Elang Caraka, Pesawat Tanpa Awak UGM Deteksi Kebakaran Hutan

Pesawat ini mampu dioperasikan baik siang maupun malam hari.

Dokumen.
Pesawat tanpa awak dari UGM, Elang Caraka.
Rep: Wahyu Suryana Red: Yusuf Assidiq

REPUBLIKA.CO.ID, SLEMAN -- Peneliti Teknik Mesin Fakultas Teknik Universitas Gadjah Mada (UGM) Yogyakarta mengembangkan pesawat tanpa awak untuk deteksi dini kebakaran hutan. Dinamai Elang Caraka, mampu terbang enam jam dengan jarak tempuh 200 kilometer untuk pengawasan wilayah secara autonomous.

Ketua tim peneliti Elang Caraka, Dr Gesang Nugroho mengatakan, operator dapat mengendalikan pesawat tanpa awak dari jarak jauh. Selain itu, dapat melihat rekaman gambar secara langsung dari monitor yang ada di Ground Control Station.

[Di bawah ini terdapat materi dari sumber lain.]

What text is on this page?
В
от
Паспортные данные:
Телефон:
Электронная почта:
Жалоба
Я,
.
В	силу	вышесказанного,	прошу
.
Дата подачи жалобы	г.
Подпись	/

Gesang menerangkan, Elang Caraka dikembangkan sebagai solusi mencegah meluasnya kebakaran hutan. Apalagi, beberapa tahun terakhir kawasan hutan Indonesia alami penyusutan, sebagian besar karena peristiwa kebakaran hutan dan pembalakan liar.

Kemudian, kondisi geografis, medan lahan gambut yang luas, kurangnya akses jalan, terbatasnya sumber daya manusia dan minimnya fasilitas menimbulkan masalah yang cukup besar. Terutama, dalam pemantauan dan pemadaman dini kebakaran.

"Ketika hutan terbakar, jarang ada yang mengetahui titik terbakar hutan tersebut. Karena itu, diperlukan pendeteksi dini titik api di hutan untuk menghindari meluasnya kebakaran hutan," kata Gesang, Kamis (6/1).

Selama ini, pendeteksi titik api di hutan dilakukan dengan patroli udara memakai helikopter, tapi memakan biaya tinggi dan hanya bisa dilakukan siang hari. Saat kebakaran malam, api sudah membesar keesokan harinya, sehingga sulit dipadamkan.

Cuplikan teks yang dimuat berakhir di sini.